Man ist im Stande auch an Orten, wo ein schlechter Geschmack herrscht, denken zu lernen; aber man darf freilich nicht wie diejenigen denken, welche diesen schlechten Geschmack theilen, und es ist in der That sehr schwierig, sich bei längerem Verkehre mit ihnen, davor zu hüten. Durch ihre Beihilfe muß man gleichsam das Instrument, vermittelst dessen wir unsere Urtheile bilden, vervollkommnen, dabei aber vermeiden, es in gleicher Weise wie sie anzuwenden. Ich werde mich hüten, Emils Urtheilsvermögen bis zu dem Grade auszubilden, daß es eine bleibende Schwächung davonträgt, und wenn sein Gefühl fein genug sein wird, um die Verschiedenheiten im Geschmacke der Menschen zu erkennen und zu vergleichen, so werde ich ihn zur Befestigung seines eigenen Geschmacks auf einfachere Gegenstände zurückführen.

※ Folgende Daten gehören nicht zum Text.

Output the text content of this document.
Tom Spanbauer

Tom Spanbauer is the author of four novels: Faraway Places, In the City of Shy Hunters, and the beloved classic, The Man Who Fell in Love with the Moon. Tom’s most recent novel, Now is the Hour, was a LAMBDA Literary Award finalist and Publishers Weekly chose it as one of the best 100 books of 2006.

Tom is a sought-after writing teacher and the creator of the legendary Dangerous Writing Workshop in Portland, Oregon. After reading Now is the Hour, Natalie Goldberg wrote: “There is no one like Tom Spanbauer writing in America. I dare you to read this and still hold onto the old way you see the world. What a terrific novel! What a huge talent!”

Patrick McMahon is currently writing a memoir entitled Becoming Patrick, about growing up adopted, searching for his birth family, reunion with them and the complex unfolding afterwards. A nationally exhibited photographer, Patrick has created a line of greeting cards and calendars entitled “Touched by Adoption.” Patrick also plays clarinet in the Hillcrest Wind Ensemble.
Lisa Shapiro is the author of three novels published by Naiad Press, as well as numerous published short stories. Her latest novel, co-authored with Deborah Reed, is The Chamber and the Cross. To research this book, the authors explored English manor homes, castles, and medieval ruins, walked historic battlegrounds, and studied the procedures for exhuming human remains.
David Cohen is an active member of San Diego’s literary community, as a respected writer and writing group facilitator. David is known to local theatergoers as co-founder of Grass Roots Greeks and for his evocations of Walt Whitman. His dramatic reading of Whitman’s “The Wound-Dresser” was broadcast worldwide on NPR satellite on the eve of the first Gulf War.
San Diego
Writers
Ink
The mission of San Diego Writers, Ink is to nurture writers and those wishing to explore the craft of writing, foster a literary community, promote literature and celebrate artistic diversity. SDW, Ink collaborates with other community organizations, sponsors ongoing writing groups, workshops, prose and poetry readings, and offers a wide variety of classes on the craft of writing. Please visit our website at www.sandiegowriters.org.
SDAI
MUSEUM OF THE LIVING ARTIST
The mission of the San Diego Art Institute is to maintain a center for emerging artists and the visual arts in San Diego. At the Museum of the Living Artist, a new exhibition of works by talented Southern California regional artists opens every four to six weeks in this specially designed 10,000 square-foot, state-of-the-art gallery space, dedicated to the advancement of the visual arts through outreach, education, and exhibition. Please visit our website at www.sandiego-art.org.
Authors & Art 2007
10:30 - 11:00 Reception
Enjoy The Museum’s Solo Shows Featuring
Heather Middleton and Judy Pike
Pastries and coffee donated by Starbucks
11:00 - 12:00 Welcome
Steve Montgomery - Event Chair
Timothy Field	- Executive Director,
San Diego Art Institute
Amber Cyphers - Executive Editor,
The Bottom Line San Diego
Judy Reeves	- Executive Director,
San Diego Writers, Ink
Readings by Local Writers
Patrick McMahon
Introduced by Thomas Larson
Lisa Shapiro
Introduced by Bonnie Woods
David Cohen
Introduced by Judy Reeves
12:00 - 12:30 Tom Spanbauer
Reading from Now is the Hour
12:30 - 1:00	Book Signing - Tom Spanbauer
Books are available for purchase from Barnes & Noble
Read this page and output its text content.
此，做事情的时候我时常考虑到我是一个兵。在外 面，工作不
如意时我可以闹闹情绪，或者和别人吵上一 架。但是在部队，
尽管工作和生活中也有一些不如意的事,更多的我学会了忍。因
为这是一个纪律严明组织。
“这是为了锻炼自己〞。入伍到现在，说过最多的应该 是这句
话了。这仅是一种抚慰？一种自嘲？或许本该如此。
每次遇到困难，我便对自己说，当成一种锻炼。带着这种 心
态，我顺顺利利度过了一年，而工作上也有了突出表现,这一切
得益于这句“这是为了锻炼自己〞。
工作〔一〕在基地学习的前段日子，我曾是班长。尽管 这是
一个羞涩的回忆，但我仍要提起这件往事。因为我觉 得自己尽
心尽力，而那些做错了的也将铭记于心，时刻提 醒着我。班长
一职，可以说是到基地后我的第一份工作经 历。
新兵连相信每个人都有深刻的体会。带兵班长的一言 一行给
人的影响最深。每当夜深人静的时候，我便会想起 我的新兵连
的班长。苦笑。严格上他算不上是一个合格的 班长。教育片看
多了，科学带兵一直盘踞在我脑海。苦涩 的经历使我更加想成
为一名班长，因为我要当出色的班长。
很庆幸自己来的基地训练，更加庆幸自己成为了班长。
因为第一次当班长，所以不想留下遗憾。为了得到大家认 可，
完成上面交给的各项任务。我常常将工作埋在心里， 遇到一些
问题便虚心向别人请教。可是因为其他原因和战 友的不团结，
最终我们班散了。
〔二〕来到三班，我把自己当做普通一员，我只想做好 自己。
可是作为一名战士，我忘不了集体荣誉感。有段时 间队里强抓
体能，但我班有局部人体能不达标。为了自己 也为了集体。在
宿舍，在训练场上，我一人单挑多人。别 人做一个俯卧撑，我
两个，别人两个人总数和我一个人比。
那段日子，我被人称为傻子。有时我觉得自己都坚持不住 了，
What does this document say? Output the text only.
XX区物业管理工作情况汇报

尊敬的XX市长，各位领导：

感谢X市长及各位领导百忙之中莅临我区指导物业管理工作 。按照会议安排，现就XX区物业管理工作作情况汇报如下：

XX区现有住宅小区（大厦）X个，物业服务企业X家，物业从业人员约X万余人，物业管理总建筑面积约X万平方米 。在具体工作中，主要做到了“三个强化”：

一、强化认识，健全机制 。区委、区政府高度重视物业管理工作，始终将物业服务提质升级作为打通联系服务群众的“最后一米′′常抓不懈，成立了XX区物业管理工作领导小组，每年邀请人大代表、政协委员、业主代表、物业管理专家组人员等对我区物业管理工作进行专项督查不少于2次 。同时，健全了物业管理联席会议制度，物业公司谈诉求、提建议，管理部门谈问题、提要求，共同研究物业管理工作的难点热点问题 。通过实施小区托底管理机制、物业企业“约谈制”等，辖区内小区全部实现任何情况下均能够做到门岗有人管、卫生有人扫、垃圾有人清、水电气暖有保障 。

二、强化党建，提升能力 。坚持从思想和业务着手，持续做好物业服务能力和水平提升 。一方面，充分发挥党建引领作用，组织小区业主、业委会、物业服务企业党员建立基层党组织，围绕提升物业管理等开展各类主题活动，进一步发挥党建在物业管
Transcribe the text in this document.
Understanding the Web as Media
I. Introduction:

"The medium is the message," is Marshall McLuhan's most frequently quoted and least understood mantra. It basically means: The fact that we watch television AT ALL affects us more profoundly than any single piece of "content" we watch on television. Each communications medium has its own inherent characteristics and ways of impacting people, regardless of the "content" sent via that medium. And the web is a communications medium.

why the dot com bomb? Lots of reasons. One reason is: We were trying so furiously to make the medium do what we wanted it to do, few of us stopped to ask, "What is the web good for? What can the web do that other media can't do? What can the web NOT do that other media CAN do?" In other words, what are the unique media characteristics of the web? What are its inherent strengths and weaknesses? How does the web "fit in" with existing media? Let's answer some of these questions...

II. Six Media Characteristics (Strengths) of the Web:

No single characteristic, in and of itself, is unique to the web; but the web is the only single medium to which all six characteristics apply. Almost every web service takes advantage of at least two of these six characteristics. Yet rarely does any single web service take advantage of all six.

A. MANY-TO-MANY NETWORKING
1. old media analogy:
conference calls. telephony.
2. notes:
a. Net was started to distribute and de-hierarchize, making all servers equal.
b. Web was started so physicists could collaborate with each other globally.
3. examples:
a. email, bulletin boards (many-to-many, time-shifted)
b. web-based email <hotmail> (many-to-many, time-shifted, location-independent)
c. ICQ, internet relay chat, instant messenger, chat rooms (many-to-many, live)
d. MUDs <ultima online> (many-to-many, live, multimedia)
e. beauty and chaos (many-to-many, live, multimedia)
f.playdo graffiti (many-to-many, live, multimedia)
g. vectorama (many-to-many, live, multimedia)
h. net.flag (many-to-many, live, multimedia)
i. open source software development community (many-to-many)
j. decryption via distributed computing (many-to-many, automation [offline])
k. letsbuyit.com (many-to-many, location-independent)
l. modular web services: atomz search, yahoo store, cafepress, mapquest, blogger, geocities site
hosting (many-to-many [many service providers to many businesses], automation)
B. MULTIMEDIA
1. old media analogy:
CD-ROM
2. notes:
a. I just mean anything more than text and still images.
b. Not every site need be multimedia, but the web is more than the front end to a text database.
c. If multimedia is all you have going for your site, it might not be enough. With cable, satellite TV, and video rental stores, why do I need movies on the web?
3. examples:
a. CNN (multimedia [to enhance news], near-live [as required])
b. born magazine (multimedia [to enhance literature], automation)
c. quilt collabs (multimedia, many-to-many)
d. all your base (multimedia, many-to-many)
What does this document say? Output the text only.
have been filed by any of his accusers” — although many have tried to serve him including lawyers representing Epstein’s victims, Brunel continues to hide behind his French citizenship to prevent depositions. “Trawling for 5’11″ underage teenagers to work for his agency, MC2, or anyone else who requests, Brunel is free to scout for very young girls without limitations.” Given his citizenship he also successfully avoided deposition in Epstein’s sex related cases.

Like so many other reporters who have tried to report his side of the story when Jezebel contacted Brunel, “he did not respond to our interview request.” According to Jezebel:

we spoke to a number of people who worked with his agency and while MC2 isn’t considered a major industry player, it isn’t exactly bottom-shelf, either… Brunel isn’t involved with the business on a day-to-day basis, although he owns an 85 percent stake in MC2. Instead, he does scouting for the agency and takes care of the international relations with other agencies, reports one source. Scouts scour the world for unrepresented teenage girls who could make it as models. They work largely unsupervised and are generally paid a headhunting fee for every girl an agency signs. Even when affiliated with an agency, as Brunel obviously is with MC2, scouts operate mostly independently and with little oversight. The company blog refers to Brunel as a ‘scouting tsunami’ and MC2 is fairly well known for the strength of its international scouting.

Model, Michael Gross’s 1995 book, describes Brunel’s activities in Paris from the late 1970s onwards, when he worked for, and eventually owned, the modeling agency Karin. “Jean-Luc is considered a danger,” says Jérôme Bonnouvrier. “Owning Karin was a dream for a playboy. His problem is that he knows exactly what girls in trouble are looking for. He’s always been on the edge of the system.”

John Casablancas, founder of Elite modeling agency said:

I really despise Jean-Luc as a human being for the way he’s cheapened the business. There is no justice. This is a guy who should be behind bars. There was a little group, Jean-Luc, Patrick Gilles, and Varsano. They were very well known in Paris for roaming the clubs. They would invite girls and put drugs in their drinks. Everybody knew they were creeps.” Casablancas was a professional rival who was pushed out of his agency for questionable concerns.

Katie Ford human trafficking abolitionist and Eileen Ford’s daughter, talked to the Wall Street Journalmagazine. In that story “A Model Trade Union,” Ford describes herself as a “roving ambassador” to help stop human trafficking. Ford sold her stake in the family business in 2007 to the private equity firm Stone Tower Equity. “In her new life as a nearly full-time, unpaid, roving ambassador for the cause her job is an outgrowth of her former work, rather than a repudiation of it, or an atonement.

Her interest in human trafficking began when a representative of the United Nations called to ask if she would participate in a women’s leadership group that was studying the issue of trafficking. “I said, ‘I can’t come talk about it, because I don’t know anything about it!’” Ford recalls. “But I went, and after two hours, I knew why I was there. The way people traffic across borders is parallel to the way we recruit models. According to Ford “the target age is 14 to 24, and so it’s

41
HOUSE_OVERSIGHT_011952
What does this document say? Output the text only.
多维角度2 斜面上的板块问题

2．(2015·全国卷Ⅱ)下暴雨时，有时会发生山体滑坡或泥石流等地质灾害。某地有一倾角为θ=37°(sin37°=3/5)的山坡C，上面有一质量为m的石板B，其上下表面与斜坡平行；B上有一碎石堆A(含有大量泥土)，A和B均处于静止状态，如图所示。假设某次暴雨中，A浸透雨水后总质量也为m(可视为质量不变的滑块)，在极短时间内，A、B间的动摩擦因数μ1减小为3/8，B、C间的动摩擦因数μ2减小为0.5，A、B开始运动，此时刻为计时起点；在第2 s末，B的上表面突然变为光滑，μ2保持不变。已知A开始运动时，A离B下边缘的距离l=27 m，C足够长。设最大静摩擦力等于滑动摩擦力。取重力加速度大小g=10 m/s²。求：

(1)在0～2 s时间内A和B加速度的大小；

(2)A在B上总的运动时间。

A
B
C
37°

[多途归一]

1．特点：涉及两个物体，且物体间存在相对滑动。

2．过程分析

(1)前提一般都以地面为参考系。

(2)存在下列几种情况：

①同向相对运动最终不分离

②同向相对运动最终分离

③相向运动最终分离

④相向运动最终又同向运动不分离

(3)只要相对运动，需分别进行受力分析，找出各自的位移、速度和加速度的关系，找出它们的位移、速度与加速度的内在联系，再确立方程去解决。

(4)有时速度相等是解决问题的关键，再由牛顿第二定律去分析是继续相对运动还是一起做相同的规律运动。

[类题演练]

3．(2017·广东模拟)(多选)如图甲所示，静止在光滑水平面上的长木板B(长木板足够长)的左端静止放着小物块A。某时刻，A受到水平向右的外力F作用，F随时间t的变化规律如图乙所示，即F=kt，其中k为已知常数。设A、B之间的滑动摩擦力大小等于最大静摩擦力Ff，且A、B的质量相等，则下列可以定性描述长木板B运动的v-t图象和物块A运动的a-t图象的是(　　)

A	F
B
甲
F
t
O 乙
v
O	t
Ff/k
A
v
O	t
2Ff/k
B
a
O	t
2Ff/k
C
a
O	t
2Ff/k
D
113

Ich werde mich sogar, um ihm einen reinen und gesunden Geschmack zu bewahren, noch nach entfernteren Mitteln umsehen. In dem Geräusche der Zerstreuungen werde ich es trotzdem nicht an Unterhaltungen über nützliche Gegenstände fehlen lassen, und indem ich sie stets auf solche lenken werde, die ihm zu gefallen geeignet sind, werde ich sie ihm eben so angenehm als lehrreich zu machen suchen. Das ist nun die Zeit, in welcher ich ihm unterhaltende Bücher zur Lectüre vorlegen werde, die Zeit, ihn eine Rede analysiren zu lehren und für die Schönheiten der Beredtsamkeit und des Ausdrucks empfänglich zu machen. Die Erlernung der Sprachen um ihrer selbst willen hat wenig Werth; ihr Nutzen ist nicht so bedeutend, wie man gewöhnlich anzunehmen pflegt; aber das Studium der Sprache leitet auf das Studium der allgemeinen Sprachgesetze. Man muß lateinisch lernen, um gut französisch zu verstehen; beide Sprachen muß man studiren und vergleichen, um die Regeln der Redekunst zu begreifen.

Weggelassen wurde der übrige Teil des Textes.